You might not be particularly excited when your doctor mentions that you’re due for a mammogram or Pap smear — but these tests have more than proved their worth.
Mammograms and Pap smears — along with other procedures such as colonoscopies — are known as cancer screening tests. They can find cancer or risk factors for cancer, which can allow for earlier diagnosis and treatment than if you waited until obvious symptoms showed up. For example, by the time women come in because they are experiencing some of the symptoms of cervical cancer such as bleeding or pain, the cancer may be further advanced and more difficult to treat.
Unfortunately, too many people don’t get their recommended cancer screenings, and some populations have lower screening rates than others.
For some of these people, barriers to cancer screening can include:
- Language barriers. When comparing those who speak English and those with limited English proficiency — meaning that they don’t speak English very well and may require an interpreter — those who are not proficient have significantly lower screening rates. This suggests that language, understanding and health literacy are factors in the screening disparities.
- Lack of insurance. People who don’t have insurance tend not to be screened as often. For example, colorectal cancer screening among uninsured people aged 50 and over was 30% in 2018. Compare that to the approximately two-thirds of people with private insurance who got colorectal cancer screening when it was due.
- An inflexible work schedule. If someone is working multiple jobs, has a professionally demanding work schedule or has a family to take care of, scheduling an additional appointment can be difficult. They may be working at a job where it’s hard to take time off, or when taking time off really counts against you.
- Cultural attitudes and beliefs. Some people may have immigrated to the U.S. from places where culturally, you only go to the doctor when you’re sick. When a doctor suggests a preventive test, they may say “Why do you want to do that? I feel fine.” Some may actually get scared. I’ve had patients say: “I’d rather not know. I feel fine right now. If I get that mammogram, I’m sure they’ll find something and then I’ll have to get more tests, I’ll have to get more things done.” They may worry that they can’t afford any additional tests or procedures.
- Prior negative medical experiences. If you or one of your loved ones has had bad experiences with the medical system — whether that was a traumatic health event, racism or even just a doctor not listening to you — you may be hesitant to return.
Race, ethnicity and sexual orientation have also been associated with varying cancer screening rates. These factors, compounded by low socioeconomic status, present a major barrier across the racial and ethnic spectrum. Some populations experience multiple barriers at the same time, increasing their risk of not getting screened.

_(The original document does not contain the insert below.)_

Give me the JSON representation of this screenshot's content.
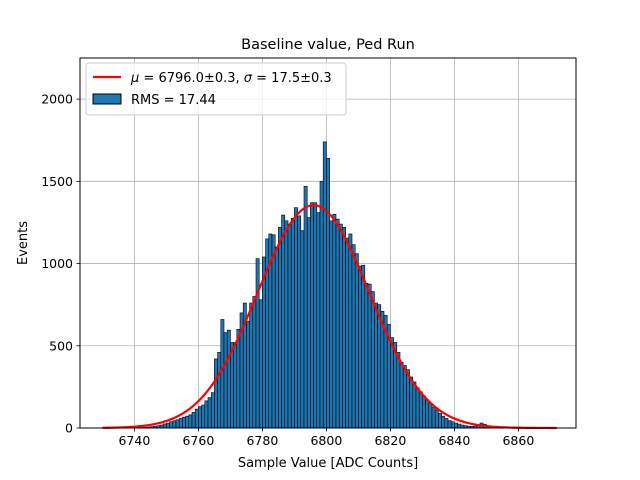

You may have experienced some of these barriers yourself. And unfortunately, differences in cancer screening have consequences. Screening disparities can contribute to differences in cancer diagnosis, treatment and survival rates. More Black women tend to be diagnosed with breast cancer later or when it’s already advanced, compared to, say, white women. That means that it’s harder to treat them and it’s more difficult to cure the disease at that time.
Searching for solutions
There are many ways to potentially tackle cancer screening disparities. We in the health care system have to start thinking out of the box, such as by offering Saturday morning screening clinics for those who have an inflexible work schedule. It’s important to offer culturally and linguistically adapted health education to the population you’re working with. And it always helps when people hear from somebody like them. So some studies have shown that, for example, using advocates from their own community to educate them can help.
And we need to partner with those communities. Oftentimes we as medical professionals think that we have the answers to questions, but sometimes we need to go to the community and community leaders and say, “This is a problem, we want to help, but we don’t know how to help. Can you open our eyes and tell us what it is that we need to do?”

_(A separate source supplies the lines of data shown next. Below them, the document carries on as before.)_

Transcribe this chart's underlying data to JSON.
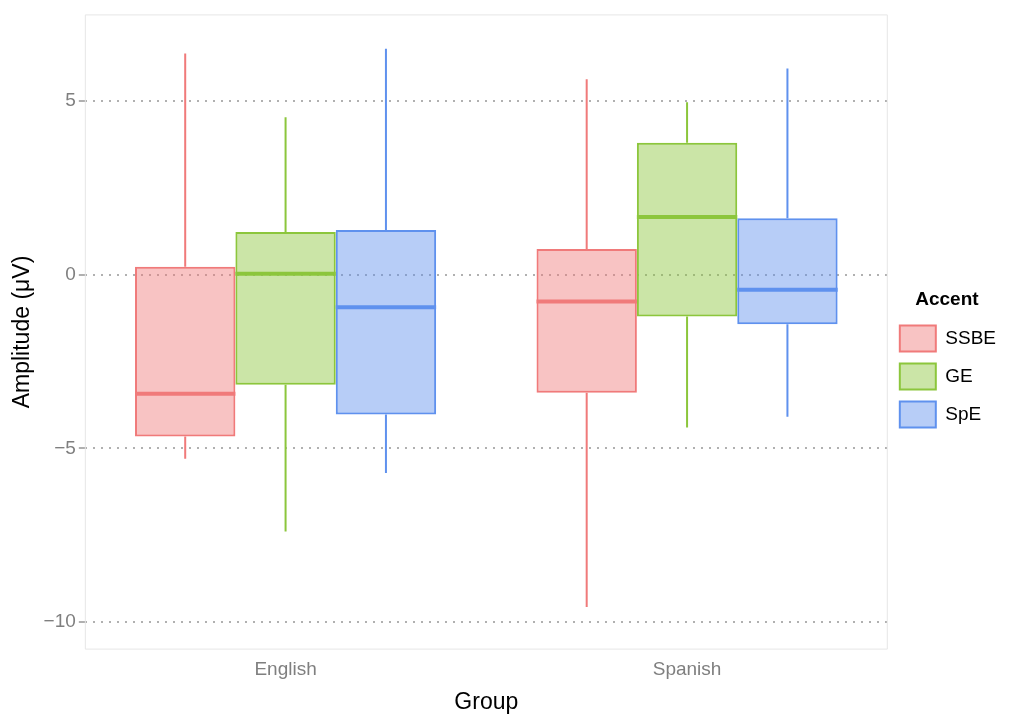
{
  "chart_data": {
    "type": "box",
    "xlabel": "Group",
    "ylabel": "Amplitude (μV)",
    "legend_title": "Accent",
    "legend": "right",
    "grid": "y",
    "categories": [
      "English",
      "Spanish"
    ],
    "ylim": [
      -10.8,
      7.5
    ],
    "yticks": [
      {
        "value": -10,
        "label": "−10"
      },
      {
        "value": -5,
        "label": "−5"
      },
      0,
      5
    ],
    "series": [
      {
        "name": "SSBE",
        "color": "#f07a7a",
        "boxes": [
          {
            "low": -5.3,
            "q1": -4.66,
            "median": -3.43,
            "q3": 0.23,
            "high": 6.37
          },
          {
            "low": -9.57,
            "q1": -3.4,
            "median": -0.77,
            "q3": 0.74,
            "high": 5.63
          }
        ]
      },
      {
        "name": "GE",
        "color": "#8cc63c",
        "boxes": [
          {
            "low": -7.4,
            "q1": -3.17,
            "median": 0.03,
            "q3": 1.23,
            "high": 4.54
          },
          {
            "low": -4.4,
            "q1": -1.2,
            "median": 1.66,
            "q3": 3.8,
            "high": 4.97
          }
        ]
      },
      {
        "name": "SpE",
        "color": "#5f91ee",
        "boxes": [
          {
            "low": -5.71,
            "q1": -4.03,
            "median": -0.94,
            "q3": 1.29,
            "high": 6.51
          },
          {
            "low": -4.09,
            "q1": -1.43,
            "median": -0.43,
            "q3": 1.63,
            "high": 5.94
          }
        ]
      }
    ]
  }
}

But there are things that you can do as well:
- Make sure you’re up to date on your screenings. The simplest step you can take is to get your own screenings done. Don’t put it off.
- Think about how you talk about your screenings. I’ve come to realize that some people really trust their friends more than they trust their doctors. Someone will say, “I got my mammogram and they really squeeze your breasts, it’s painful!” And I’ve had patients tell me, “I don’t want a mammogram because I’ve heard it’s painful.” Yes, mammograms and Pap smears may cause some discomfort, but it’s very brief, and the benefits outweigh this mild, brief discomfort.
- Encourage your friends and family to get screened. Talk about it with your social network. Tell people, “I got my mammogram done, when are you getting yours done?” We share a lot of things on social media, why not use it to encourage people who may be hesitant about screening?
- Give feedback when you have your screening done. Actually fill out the health care surveys you receive after your visit. This is where you can make suggestions to make screening easier for yourself and others: Maybe they should extend their hours or offer instructions in additional languages.
Cancer screening is powerful. I can think of multiple patients — women in their 30s to their 70s — who got a cancer screening test simply because it was due. Those tests ended up finding something irregular, and we were able to take care of it.
When I see these women later, there’s a change; they’ve become so serious about screening tests. They are so grateful that they were able to get diagnosed and treated.
Screening is a gift for all of us, but it’s one we have to use for it to be our personal gift.